I was a bit worried about it at first – whether anyone would mind, how he’d get on with all the old folks – but he loved it, and as it turned out, so did they. For a start, he had the whole park to play around in. Sometimes he’d bring a few friends. They could climb the trees, kick a football about, whizz around on their mountain bikes. As for the old folk, the children’s visits became quite a feature of their weekends, something for them to look forward to. They would gather around the sitting-room windows to watch them, often for hours on end. And when it was raining, Karl and his friends used to come inside and play chess with them, or watch a film on the television.
Then, just a couple of weeks ago, on the Friday night, it snowed, and snowed hard. I had to go to work at the nursing home the next day – I was on morning shifts that weekend – and so Karl had to come too. But he didn’t mind, not one bit. He brought half a dozen of his friends along with him. They were going tobogganing in the park, they said. They didn’t have a toboggan between them. They simply brought along anything that would slide – plastic sacks, surfboards, even a rubber ring. As it turned out, bottoms worked just as well as anything else. The nursing home was loud with laughter that morning as the old folks watched them gallivanting out there in the snow.

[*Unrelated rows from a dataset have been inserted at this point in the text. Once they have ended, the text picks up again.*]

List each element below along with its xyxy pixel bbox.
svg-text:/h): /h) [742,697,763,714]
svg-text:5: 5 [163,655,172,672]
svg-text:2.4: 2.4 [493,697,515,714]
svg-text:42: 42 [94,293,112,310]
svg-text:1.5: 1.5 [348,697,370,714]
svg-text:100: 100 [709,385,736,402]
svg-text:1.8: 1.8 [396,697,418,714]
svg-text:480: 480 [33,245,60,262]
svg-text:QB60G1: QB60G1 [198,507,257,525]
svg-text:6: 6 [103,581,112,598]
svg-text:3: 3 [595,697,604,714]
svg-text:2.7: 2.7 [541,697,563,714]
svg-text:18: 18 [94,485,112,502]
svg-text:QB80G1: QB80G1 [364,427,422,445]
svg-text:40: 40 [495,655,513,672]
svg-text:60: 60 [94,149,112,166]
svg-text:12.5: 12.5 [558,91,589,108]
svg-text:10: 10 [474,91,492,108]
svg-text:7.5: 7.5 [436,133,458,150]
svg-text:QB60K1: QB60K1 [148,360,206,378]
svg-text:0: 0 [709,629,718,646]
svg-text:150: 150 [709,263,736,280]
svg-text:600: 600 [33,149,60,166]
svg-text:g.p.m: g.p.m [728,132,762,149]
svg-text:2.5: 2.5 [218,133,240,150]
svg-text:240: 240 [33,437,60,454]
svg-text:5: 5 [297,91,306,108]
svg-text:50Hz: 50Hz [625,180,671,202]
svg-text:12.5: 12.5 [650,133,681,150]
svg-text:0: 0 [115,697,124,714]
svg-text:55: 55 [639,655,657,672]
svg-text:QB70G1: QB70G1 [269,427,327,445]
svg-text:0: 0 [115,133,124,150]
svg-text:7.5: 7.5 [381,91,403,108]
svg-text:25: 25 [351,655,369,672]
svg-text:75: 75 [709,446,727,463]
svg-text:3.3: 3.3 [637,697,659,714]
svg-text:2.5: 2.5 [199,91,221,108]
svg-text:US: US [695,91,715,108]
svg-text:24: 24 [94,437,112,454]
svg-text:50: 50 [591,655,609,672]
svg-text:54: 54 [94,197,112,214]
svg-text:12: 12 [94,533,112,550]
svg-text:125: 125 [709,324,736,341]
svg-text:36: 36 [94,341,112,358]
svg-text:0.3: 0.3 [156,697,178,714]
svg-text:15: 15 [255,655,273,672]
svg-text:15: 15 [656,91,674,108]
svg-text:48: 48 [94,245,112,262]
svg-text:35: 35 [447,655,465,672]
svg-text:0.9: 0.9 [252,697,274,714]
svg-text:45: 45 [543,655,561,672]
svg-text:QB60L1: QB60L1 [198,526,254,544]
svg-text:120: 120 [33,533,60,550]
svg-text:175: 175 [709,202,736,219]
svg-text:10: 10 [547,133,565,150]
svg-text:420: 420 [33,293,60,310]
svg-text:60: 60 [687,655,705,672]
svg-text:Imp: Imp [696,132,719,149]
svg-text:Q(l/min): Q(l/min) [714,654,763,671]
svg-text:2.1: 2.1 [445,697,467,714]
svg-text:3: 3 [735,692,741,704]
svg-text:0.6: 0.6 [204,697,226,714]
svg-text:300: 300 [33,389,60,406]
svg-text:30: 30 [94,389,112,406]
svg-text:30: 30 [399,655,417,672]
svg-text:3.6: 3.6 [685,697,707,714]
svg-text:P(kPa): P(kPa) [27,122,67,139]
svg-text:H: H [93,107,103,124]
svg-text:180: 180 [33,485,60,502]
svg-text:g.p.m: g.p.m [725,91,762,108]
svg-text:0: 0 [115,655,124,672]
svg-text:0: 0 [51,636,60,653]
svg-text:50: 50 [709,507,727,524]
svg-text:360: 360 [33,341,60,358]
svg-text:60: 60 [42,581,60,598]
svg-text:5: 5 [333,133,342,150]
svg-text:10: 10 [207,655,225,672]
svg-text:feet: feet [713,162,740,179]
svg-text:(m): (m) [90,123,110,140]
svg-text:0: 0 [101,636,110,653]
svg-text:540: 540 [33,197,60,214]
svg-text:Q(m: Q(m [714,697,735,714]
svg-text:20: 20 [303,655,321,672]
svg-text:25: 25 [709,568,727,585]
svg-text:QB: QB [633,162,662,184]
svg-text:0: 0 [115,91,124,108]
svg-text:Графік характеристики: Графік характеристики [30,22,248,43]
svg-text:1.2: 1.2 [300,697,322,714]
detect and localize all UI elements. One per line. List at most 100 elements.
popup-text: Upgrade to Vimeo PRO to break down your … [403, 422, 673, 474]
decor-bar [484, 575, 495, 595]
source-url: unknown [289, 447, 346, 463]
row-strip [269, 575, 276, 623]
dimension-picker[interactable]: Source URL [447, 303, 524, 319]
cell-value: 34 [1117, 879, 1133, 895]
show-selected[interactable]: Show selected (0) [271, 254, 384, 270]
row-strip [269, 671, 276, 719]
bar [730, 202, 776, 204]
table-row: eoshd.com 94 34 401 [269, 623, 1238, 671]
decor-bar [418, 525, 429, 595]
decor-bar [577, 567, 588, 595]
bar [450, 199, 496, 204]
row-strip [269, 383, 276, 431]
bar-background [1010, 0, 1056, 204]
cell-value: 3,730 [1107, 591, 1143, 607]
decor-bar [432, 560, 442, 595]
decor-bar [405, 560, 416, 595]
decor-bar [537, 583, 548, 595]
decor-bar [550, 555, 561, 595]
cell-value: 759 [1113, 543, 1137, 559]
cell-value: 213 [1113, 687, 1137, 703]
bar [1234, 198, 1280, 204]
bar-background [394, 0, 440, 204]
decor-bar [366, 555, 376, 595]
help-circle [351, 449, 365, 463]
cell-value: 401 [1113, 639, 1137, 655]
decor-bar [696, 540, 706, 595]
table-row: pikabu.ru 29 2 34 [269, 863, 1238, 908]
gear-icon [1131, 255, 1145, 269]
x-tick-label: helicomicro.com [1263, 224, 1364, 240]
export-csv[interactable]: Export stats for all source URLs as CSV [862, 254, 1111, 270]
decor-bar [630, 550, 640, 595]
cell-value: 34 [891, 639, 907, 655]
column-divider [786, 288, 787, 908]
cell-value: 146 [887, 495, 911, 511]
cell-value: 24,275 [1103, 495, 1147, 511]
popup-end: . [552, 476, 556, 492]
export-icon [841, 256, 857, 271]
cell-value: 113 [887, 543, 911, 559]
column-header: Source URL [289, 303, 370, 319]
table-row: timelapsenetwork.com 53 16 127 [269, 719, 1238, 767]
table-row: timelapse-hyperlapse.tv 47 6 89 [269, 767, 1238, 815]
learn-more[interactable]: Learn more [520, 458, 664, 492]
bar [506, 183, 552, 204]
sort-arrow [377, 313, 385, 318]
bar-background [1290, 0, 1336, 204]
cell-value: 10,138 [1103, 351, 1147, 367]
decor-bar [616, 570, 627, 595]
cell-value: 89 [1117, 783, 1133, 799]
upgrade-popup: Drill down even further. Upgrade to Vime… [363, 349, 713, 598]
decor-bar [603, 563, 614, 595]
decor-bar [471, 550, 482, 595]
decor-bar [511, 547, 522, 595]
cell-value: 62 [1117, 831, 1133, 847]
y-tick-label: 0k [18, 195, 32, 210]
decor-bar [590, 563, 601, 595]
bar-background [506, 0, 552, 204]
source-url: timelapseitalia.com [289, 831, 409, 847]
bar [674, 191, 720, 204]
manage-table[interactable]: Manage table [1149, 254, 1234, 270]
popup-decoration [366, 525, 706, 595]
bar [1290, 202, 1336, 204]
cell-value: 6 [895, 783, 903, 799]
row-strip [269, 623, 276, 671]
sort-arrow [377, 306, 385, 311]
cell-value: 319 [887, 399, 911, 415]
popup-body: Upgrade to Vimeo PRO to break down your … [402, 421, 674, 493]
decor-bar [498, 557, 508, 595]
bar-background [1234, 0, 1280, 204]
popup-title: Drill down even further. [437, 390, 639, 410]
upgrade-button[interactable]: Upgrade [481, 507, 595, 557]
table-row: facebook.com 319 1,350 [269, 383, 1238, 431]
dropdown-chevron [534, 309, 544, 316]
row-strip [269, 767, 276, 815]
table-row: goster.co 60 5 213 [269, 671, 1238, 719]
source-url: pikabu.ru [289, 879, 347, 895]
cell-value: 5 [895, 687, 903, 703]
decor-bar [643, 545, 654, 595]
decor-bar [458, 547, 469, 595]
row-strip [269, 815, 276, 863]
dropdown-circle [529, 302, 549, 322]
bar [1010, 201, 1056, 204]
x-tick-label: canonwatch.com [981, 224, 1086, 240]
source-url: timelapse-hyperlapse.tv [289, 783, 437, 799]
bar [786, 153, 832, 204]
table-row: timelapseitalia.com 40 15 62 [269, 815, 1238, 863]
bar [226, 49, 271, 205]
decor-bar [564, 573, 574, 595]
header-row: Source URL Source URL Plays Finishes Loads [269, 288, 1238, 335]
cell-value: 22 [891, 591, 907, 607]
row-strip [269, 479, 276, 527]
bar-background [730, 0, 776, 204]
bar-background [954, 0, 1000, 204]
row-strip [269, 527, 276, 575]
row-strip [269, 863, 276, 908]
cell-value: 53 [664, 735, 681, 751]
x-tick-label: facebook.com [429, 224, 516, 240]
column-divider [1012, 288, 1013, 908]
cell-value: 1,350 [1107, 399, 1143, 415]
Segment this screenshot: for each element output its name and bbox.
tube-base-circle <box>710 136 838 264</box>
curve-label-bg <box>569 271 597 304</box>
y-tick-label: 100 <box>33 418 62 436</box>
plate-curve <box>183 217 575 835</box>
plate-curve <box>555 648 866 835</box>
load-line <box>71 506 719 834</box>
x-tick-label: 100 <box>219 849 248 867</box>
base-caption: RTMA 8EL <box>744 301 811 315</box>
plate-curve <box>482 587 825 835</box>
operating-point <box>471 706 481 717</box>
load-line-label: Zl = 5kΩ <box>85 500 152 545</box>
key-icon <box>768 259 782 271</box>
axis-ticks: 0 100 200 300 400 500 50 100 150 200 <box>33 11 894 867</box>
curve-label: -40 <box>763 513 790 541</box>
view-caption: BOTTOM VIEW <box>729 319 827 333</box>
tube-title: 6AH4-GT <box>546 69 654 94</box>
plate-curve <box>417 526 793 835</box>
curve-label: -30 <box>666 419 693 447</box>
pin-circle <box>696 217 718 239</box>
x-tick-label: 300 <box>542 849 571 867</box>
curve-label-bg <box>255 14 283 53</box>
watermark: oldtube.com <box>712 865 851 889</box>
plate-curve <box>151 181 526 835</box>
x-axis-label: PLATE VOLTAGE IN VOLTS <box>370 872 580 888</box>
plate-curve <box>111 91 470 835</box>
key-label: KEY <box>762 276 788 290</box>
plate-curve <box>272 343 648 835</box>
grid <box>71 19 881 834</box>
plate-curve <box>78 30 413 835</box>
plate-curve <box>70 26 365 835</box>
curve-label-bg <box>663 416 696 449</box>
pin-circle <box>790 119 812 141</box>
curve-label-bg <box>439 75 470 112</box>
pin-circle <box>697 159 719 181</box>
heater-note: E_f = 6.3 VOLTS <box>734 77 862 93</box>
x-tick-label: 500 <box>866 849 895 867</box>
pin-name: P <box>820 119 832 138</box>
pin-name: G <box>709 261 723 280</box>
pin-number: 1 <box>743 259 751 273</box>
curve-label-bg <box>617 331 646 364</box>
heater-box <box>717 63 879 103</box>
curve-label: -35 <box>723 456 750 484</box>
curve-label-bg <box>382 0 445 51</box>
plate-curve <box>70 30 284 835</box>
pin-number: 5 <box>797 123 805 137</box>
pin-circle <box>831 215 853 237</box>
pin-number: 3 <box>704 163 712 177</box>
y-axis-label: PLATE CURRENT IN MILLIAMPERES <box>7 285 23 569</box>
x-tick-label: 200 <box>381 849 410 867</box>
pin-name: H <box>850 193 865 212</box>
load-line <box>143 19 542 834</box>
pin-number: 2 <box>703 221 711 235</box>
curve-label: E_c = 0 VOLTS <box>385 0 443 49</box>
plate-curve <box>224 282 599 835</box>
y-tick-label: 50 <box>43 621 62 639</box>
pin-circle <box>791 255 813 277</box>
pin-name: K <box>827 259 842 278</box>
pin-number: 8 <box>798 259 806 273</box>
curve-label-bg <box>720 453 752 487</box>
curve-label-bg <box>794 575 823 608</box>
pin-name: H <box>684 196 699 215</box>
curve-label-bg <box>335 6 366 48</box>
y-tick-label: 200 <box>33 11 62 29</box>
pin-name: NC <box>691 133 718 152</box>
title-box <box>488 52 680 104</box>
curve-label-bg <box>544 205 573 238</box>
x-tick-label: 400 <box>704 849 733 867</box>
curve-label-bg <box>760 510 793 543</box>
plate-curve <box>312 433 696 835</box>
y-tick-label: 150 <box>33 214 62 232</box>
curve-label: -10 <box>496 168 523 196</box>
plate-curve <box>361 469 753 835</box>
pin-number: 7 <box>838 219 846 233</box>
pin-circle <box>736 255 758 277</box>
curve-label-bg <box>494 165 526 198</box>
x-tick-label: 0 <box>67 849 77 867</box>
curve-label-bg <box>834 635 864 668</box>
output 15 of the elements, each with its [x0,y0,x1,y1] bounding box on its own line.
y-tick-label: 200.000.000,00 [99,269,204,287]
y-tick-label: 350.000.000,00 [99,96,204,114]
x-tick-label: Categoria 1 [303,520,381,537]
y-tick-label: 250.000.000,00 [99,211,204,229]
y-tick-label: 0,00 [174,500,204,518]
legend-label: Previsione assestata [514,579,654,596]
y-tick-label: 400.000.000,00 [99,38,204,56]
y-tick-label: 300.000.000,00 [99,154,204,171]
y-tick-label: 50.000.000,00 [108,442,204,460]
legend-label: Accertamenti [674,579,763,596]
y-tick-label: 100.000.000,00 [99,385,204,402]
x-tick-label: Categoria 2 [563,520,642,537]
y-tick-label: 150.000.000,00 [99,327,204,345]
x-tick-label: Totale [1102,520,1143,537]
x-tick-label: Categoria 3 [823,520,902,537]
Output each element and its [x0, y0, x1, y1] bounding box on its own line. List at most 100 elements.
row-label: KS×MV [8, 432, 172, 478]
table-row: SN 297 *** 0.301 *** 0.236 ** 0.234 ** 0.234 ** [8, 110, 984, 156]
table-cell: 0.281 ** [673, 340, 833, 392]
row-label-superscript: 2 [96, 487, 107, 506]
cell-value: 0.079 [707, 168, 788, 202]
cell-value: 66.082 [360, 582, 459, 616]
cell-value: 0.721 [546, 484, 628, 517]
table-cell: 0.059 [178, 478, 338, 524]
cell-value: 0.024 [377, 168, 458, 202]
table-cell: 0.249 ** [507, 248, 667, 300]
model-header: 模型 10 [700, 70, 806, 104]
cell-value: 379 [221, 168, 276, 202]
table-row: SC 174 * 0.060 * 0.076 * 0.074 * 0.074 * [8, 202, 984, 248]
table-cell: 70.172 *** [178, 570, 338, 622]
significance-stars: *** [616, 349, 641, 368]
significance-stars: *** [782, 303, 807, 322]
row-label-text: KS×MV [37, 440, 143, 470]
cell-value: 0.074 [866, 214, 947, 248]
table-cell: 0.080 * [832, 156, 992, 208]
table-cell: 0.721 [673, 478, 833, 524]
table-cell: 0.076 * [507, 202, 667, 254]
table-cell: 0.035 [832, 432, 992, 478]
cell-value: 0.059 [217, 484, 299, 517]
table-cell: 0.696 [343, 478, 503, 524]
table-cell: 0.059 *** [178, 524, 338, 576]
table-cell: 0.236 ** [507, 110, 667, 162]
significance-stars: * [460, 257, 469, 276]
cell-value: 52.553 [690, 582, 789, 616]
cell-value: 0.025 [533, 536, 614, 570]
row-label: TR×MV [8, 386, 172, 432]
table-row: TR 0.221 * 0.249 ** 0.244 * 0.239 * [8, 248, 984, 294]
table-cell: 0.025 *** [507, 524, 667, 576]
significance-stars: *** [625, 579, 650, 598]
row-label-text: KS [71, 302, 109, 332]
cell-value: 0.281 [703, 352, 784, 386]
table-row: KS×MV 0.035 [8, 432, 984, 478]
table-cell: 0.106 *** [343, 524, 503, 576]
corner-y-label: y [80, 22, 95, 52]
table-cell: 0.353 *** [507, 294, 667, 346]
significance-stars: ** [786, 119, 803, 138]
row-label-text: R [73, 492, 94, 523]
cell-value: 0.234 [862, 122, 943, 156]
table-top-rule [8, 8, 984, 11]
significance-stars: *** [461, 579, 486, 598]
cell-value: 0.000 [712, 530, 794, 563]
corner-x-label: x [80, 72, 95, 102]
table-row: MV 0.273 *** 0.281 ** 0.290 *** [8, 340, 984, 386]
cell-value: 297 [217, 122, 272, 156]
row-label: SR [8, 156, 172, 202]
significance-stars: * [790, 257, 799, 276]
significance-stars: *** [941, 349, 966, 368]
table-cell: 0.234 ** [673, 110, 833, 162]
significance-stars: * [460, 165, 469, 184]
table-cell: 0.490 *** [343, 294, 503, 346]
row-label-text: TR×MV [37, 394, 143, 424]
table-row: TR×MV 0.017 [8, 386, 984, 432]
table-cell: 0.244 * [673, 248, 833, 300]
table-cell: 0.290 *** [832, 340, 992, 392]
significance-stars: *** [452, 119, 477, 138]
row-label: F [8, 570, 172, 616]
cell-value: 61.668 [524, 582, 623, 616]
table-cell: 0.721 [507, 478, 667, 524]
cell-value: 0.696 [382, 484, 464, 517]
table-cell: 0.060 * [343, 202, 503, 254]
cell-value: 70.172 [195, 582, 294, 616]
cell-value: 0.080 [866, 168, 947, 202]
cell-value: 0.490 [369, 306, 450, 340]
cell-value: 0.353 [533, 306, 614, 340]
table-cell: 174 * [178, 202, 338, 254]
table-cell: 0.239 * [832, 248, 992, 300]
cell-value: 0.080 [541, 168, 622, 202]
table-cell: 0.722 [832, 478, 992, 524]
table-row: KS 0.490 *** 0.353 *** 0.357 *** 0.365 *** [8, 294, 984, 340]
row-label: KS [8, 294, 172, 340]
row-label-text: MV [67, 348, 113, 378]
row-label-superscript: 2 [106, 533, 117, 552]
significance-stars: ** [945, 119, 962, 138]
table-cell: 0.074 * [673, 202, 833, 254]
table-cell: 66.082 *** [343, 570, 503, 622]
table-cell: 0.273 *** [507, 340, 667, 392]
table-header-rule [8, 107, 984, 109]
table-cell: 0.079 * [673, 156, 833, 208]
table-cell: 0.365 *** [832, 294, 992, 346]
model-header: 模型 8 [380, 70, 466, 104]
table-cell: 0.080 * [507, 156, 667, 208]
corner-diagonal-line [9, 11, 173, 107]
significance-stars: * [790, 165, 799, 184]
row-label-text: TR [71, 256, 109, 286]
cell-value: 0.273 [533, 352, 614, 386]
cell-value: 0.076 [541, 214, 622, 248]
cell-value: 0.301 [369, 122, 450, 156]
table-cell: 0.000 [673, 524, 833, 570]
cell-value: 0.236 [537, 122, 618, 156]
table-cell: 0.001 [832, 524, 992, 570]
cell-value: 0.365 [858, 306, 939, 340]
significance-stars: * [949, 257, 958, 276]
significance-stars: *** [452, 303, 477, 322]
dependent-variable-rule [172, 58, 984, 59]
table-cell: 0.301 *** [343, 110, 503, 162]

In time, the tobogganing degenerated into a snowball fight, which the old folks seemed to be enjoying as much as Karl and his friends were. I was busy most of the morning, but the last time I looked out of the window I saw that, much to everyone’s delight, Karl and his friends were busy building a giant snowman right outside the sitting-room window.
So I was taken completely by surprise when I walked into Lizzie’s room a few minutes later and found Karl sitting there at her bedside in his hat and his coat, the two of them chatting away like old friends.
“Ah, so there you are,” Lizzie said, beckoning me in. “You did not tell me you had a son. And he is called Karl! I can hardly believe it. And he looks like him too. The likeness, it is extraordinary, amazing. I have told him also about the elephant in the garden, and he believes me.” She wagged her finger at me. “You do not believe me. I know this. No one in this place believes me, but Karl does.”
I hustled Karl out of the room, and away down the corridor, ticking him off soundly for wandering into Lizzie’s room like that, uninvited. Thinking back, I suppose I shouldn’t have been surprised. Karl was always wandering off. What did surprise me, though, was how furious he was with me.
“She was just going to tell me about her elephant,” he protested loudly, tugging at my hand, trying to break away from me.
“There isn’t any elephant, Karl,” I told him. “She imagines things. Old people often do that. They get a bit mixed-up in the head sometimes, that’s all. Now come along, for goodness’ sake.”
It wasn’t until we were back home that afternoon that I had a chance to sit Karl down and explain all about Lizzie, and her elephant story. I told him I knew from her records that Lizzie was eighty-two years old. She had been in the nursing home for nearly a month, so we had got to know one another’s little ways quite well already. She could be a little prickly, and even cantankerous with the other nurses sometimes. But with me, I said, she was considerate and polite, and quite co-operative – well, mostly. Even with me, though, she could become rather obstinate from time to time, especially when it came to eating the food that I put in front of her. She wouldn’t drink enough either, no matter how much I tried to encourage her.